For me, it is fascinating to watch them both develop. In looking at
the issues you raised, I more or less accidentally looked at the
complete title of the book, which includes "murder, magic and madness
at the fair that changed America..." This is a telling of some of
that murder, madness and magic. My perspective is that murder,
madness and magic exist pretty much everywhere (some of the things
that are, for better or worse, part of the human condition), and this
is a microcosm of both. All three are affected by the environment,
and what a setting the author has found in the fair. Burnham
certainly has his flaws, and the development of the fair was riddled
with all-too-human flaws. That is part of what I found interesting
and what made it a good read for me. Your view may be more literal
than mine, but your comments have certainly been thought provoking.

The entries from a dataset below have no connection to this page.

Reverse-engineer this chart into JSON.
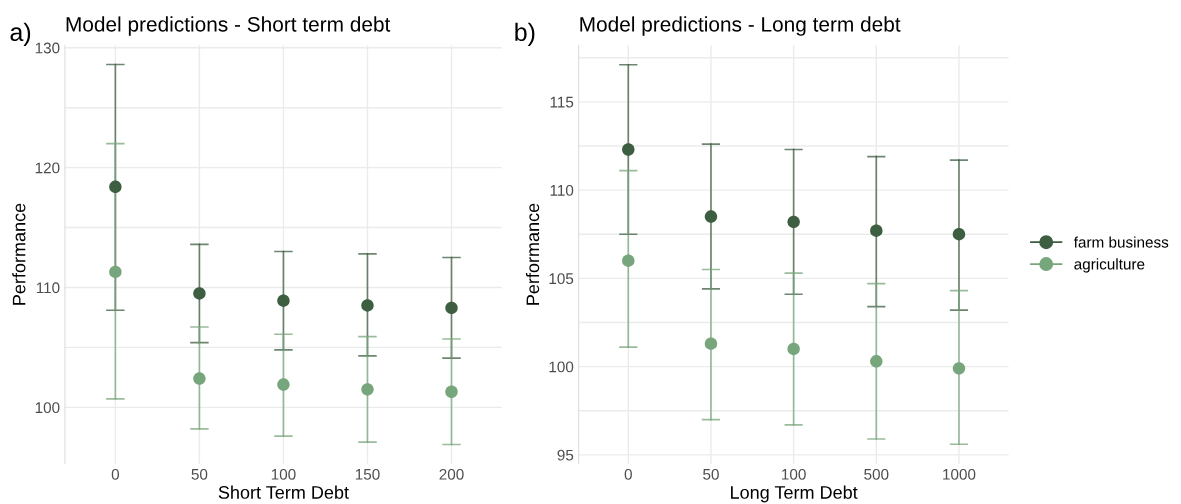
{
  "chart_data": [
    {
      "type": "scatter",
      "title": "Model predictions - Short term debt",
      "xlabel": "Short Term Debt",
      "ylabel": "Performance",
      "annotations": [
        "a)"
      ],
      "categories": [
        "0",
        "50",
        "100",
        "150",
        "200"
      ],
      "series": [
        {
          "color": "#3d5e40",
          "values": [
            118.4,
            109.5,
            108.9,
            108.5,
            108.3
          ],
          "errors": [
            [
              108.1,
              128.6
            ],
            [
              105.4,
              113.6
            ],
            [
              104.8,
              113.0
            ],
            [
              104.3,
              112.8
            ],
            [
              104.1,
              112.5
            ]
          ]
        },
        {
          "color": "#78a67c",
          "values": [
            111.3,
            102.4,
            101.9,
            101.5,
            101.3
          ],
          "errors": [
            [
              100.7,
              122.0
            ],
            [
              98.2,
              106.7
            ],
            [
              97.6,
              106.1
            ],
            [
              97.1,
              105.9
            ],
            [
              96.9,
              105.7
            ]
          ]
        }
      ],
      "ylim": [
        95.3,
        130.2
      ],
      "yticks": [
        100,
        {
          "value": 105,
          "label": null
        },
        110,
        {
          "value": 115,
          "label": null
        },
        120,
        {
          "value": 125,
          "label": null
        },
        130
      ],
      "grid": true,
      "marker": "circle"
    },
    {
      "type": "scatter",
      "title": "Model predictions - Long term debt",
      "xlabel": "Long Term Debt",
      "ylabel": "Performance",
      "annotations": [
        "b)"
      ],
      "categories": [
        "0",
        "50",
        "100",
        "500",
        "1000"
      ],
      "series": [
        {
          "name": "farm business",
          "color": "#3d5e40",
          "values": [
            112.3,
            108.5,
            108.2,
            107.7,
            107.5
          ],
          "errors": [
            [
              107.5,
              117.1
            ],
            [
              104.4,
              112.6
            ],
            [
              104.1,
              112.3
            ],
            [
              103.4,
              111.9
            ],
            [
              103.2,
              111.7
            ]
          ]
        },
        {
          "name": "agriculture",
          "color": "#78a67c",
          "values": [
            106.0,
            101.3,
            101.0,
            100.3,
            99.9
          ],
          "errors": [
            [
              101.1,
              111.1
            ],
            [
              97.0,
              105.5
            ],
            [
              96.7,
              105.3
            ],
            [
              95.9,
              104.7
            ],
            [
              95.6,
              104.3
            ]
          ]
        }
      ],
      "ylim": [
        94.5,
        118.2
      ],
      "yticks": [
        95,
        {
          "value": 97.5,
          "label": null
        },
        100,
        {
          "value": 102.5,
          "label": null
        },
        105,
        {
          "value": 107.5,
          "label": null
        },
        110,
        {
          "value": 112.5,
          "label": null
        },
        115,
        {
          "value": 117.5,
          "label": null
        }
      ],
      "grid": true,
      "marker": "circle",
      "legend": "right"
    }
  ]
}
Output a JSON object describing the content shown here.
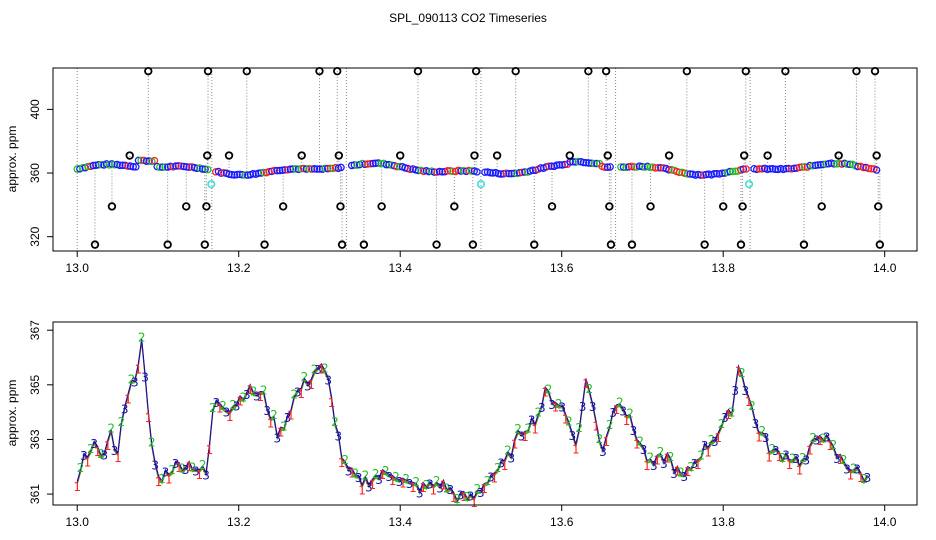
{
  "title": "SPL_090113  CO2 Timeseries",
  "colors": {
    "blue": "#1a1aff",
    "green": "#22c022",
    "red": "#ff2020",
    "cyan": "#33dddd",
    "black": "#000000",
    "navy": "#1010aa",
    "trace": "#888888"
  },
  "chart_data": [
    {
      "type": "scatter",
      "ylabel": "approx. ppm",
      "xlim": [
        12.97,
        14.04
      ],
      "ylim": [
        311,
        426
      ],
      "x_ticks": [
        13.0,
        13.2,
        13.4,
        13.6,
        13.8,
        14.0
      ],
      "x_tick_labels": [
        "13.0",
        "13.2",
        "13.4",
        "13.6",
        "13.8",
        "14.0"
      ],
      "y_ticks": [
        320,
        360,
        400
      ],
      "y_tick_labels": [
        "320",
        "360",
        "400"
      ],
      "flag_cycle_period_hours": 0.1667,
      "flag_cycle_starts": [
        13.0,
        13.1667,
        13.3333,
        13.5,
        13.6667,
        13.8333
      ],
      "flag_levels": [
        424,
        371,
        339,
        315
      ],
      "flag_points": [
        {
          "x": 13.022,
          "y": 315
        },
        {
          "x": 13.043,
          "y": 339
        },
        {
          "x": 13.065,
          "y": 371
        },
        {
          "x": 13.088,
          "y": 424
        },
        {
          "x": 13.112,
          "y": 315
        },
        {
          "x": 13.135,
          "y": 339
        },
        {
          "x": 13.158,
          "y": 315
        },
        {
          "x": 13.16,
          "y": 339
        },
        {
          "x": 13.161,
          "y": 371
        },
        {
          "x": 13.162,
          "y": 424
        },
        {
          "x": 13.188,
          "y": 371
        },
        {
          "x": 13.21,
          "y": 424
        },
        {
          "x": 13.232,
          "y": 315
        },
        {
          "x": 13.255,
          "y": 339
        },
        {
          "x": 13.278,
          "y": 371
        },
        {
          "x": 13.3,
          "y": 424
        },
        {
          "x": 13.322,
          "y": 424
        },
        {
          "x": 13.324,
          "y": 371
        },
        {
          "x": 13.326,
          "y": 339
        },
        {
          "x": 13.328,
          "y": 315
        },
        {
          "x": 13.355,
          "y": 315
        },
        {
          "x": 13.377,
          "y": 339
        },
        {
          "x": 13.4,
          "y": 371
        },
        {
          "x": 13.422,
          "y": 424
        },
        {
          "x": 13.445,
          "y": 315
        },
        {
          "x": 13.467,
          "y": 339
        },
        {
          "x": 13.49,
          "y": 315
        },
        {
          "x": 13.492,
          "y": 371
        },
        {
          "x": 13.494,
          "y": 424
        },
        {
          "x": 13.52,
          "y": 371
        },
        {
          "x": 13.543,
          "y": 424
        },
        {
          "x": 13.566,
          "y": 315
        },
        {
          "x": 13.588,
          "y": 339
        },
        {
          "x": 13.61,
          "y": 371
        },
        {
          "x": 13.633,
          "y": 424
        },
        {
          "x": 13.655,
          "y": 424
        },
        {
          "x": 13.657,
          "y": 371
        },
        {
          "x": 13.659,
          "y": 339
        },
        {
          "x": 13.661,
          "y": 315
        },
        {
          "x": 13.687,
          "y": 315
        },
        {
          "x": 13.71,
          "y": 339
        },
        {
          "x": 13.733,
          "y": 371
        },
        {
          "x": 13.755,
          "y": 424
        },
        {
          "x": 13.777,
          "y": 315
        },
        {
          "x": 13.8,
          "y": 339
        },
        {
          "x": 13.822,
          "y": 315
        },
        {
          "x": 13.824,
          "y": 339
        },
        {
          "x": 13.826,
          "y": 371
        },
        {
          "x": 13.828,
          "y": 424
        },
        {
          "x": 13.855,
          "y": 371
        },
        {
          "x": 13.877,
          "y": 424
        },
        {
          "x": 13.9,
          "y": 315
        },
        {
          "x": 13.922,
          "y": 339
        },
        {
          "x": 13.943,
          "y": 371
        },
        {
          "x": 13.965,
          "y": 424
        },
        {
          "x": 13.988,
          "y": 424
        },
        {
          "x": 13.99,
          "y": 371
        },
        {
          "x": 13.992,
          "y": 339
        },
        {
          "x": 13.994,
          "y": 315
        }
      ],
      "cyan_points": [
        {
          "x": 13.166,
          "y": 353
        },
        {
          "x": 13.5,
          "y": 353
        },
        {
          "x": 13.832,
          "y": 353
        }
      ],
      "grid": false
    },
    {
      "type": "line",
      "ylabel": "approx. ppm",
      "xlim": [
        12.97,
        14.04
      ],
      "ylim": [
        360.6,
        367.3
      ],
      "x_ticks": [
        13.0,
        13.2,
        13.4,
        13.6,
        13.8,
        14.0
      ],
      "x_tick_labels": [
        "13.0",
        "13.2",
        "13.4",
        "13.6",
        "13.8",
        "14.0"
      ],
      "y_ticks": [
        361,
        363,
        365,
        367
      ],
      "y_tick_labels": [
        "361",
        "363",
        "365",
        "367"
      ],
      "marker_digits": [
        "1",
        "2",
        "3"
      ],
      "series": [
        {
          "x": [
            13.0,
            13.01,
            13.02,
            13.03,
            13.04,
            13.05,
            13.06,
            13.07,
            13.08,
            13.09,
            13.1,
            13.12,
            13.14,
            13.16,
            13.17,
            13.19,
            13.21,
            13.23,
            13.25,
            13.27,
            13.29,
            13.3,
            13.31,
            13.33,
            13.35,
            13.37,
            13.39,
            13.41,
            13.43,
            13.45,
            13.47,
            13.49,
            13.51,
            13.53,
            13.55,
            13.57,
            13.58,
            13.6,
            13.62,
            13.63,
            13.65,
            13.67,
            13.69,
            13.71,
            13.73,
            13.75,
            13.77,
            13.79,
            13.81,
            13.82,
            13.84,
            13.86,
            13.88,
            13.9,
            13.92,
            13.94,
            13.96,
            13.98
          ],
          "values": [
            361.3,
            362.4,
            362.9,
            362.1,
            363.4,
            362.3,
            364.6,
            365.1,
            366.5,
            363.2,
            361.5,
            362.0,
            362.1,
            361.7,
            364.5,
            364.1,
            364.8,
            364.6,
            363.1,
            364.6,
            365.3,
            365.7,
            365.2,
            362.0,
            361.4,
            361.6,
            361.8,
            361.3,
            361.2,
            361.4,
            360.9,
            360.8,
            361.6,
            362.1,
            363.3,
            363.8,
            364.7,
            364.2,
            362.8,
            365.3,
            362.6,
            364.6,
            363.3,
            362.0,
            362.4,
            361.5,
            362.4,
            363.1,
            364.0,
            365.8,
            363.6,
            362.5,
            362.4,
            362.1,
            363.3,
            362.4,
            361.9,
            361.5
          ]
        }
      ],
      "grid": false
    }
  ]
}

I just wish Larson had a stronger editor. Yes, the title rambles across the
landscape as does the book. Yes, human flaws ripple through the results of the
fair's development. In order to cover the digression into the murder story, we
don't get coverage of some of the antecedent events that may have had
consequences in the development of the fair. For example we get briefly told in
the introductory elements of the book about a hotel that Burnham's company
designed which collapsed while still under construction. We are told the
collapse was investigated but then we are not told of the cause of the collapse
or of the result of the inquiry. Was there a design flaw? Was the construction
not properly supervised? Was there a failure to assess risk, a lack of
communication? Did whatever caused the failure have any relationship with
problems that arose in the fair project? I'm only about one third into the book;
being disappointed in it so far
as meant my attention has gone elsewhere. Perhaps Larson will return to this.
Where are the strong editors? Has there been a golden age of publishing and has
it come and gone?
Final post by Jeffrey:
Well, to be truthful, it is difficult for me to understand why we are being told
the two stories together. That was my first thought on the subject.
Rabeo's thesis raises a second possibility. In his view, if I am expressing it
correctly, this is not about the Chicago world's fair as much as it is about the
Holmes crimes. The fair aitches itself to the Holmes story as context. The
fair is a background story about the social conditions that allowed Holmes
concealment and provided him with victims. Limitations of police work, forensic
science, manpower in a city bent upon economic development and lack of concern
with the underclass, the lumpen proletariat as Marx saw it, made the scope of
his crimes possible. I was mislead by reviews into the mistaken belief that
Larson was more of a historian then a popular writer. Rabeo and Lauren may well
be correct, that the focus is upon Holmes. Bekah has found the locus of the
book to follow the direction of Compote's In Cold Blood. Sadly, I may have been
reading the book for the wrong reasons.